Garnham attended the Colegio Seminario San Rafael in Valparaíso for his primary and secondary education. He then studied at the University of Chile Law School, qualifying as a lawyer in 1917 after completing a thesis on cheques.

He married Eliana Searle Huici, with whom he had two sons, Sergio and Jaime.

== Political career ==
Garnham began his career in the public sector as secretary of the Junta Central de Beneficencia. He later worked as a lawyer for the Central Bank of Chile, Banco Sud Americano, and the Consorcio Español de Seguros, the latter two being private-sector companies. He subsequently served as a director of Banco Sud Americano, the Hotel Carrera, Cooperativa Vitalicia, and the La Trasandina insurance company.

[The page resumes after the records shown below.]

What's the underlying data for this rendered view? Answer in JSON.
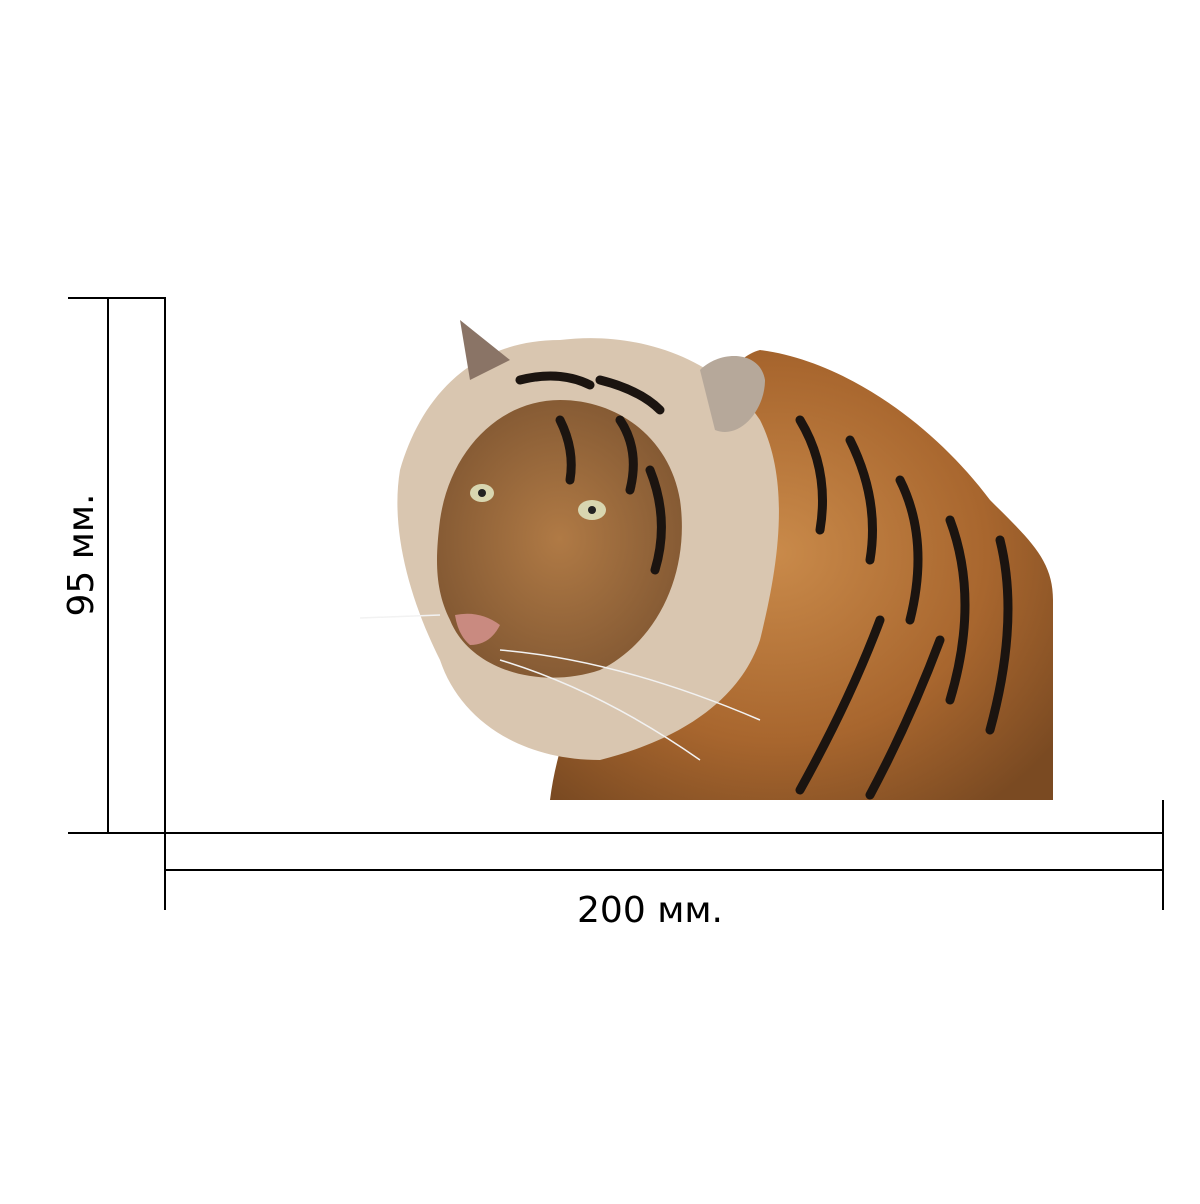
{
  "dimensions": {
    "height_label": "95 мм.",
    "width_label": "200 мм."
  }
}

He also taught law at the University of Chile Faculty of Law. A member of the Liberal Party, Garnham was appointed Minister of Economy and Commerce by President Gabriel González Videla on 29 July 1952. He remained in office until González Videla's presidency ended on 3 November that year.

Garnham was also a member of the Club de Viña, Sporting Club, Club de Valparaíso, and Asociación de Automovilistas de Chile. He died in Santiago, Chile, in 1988.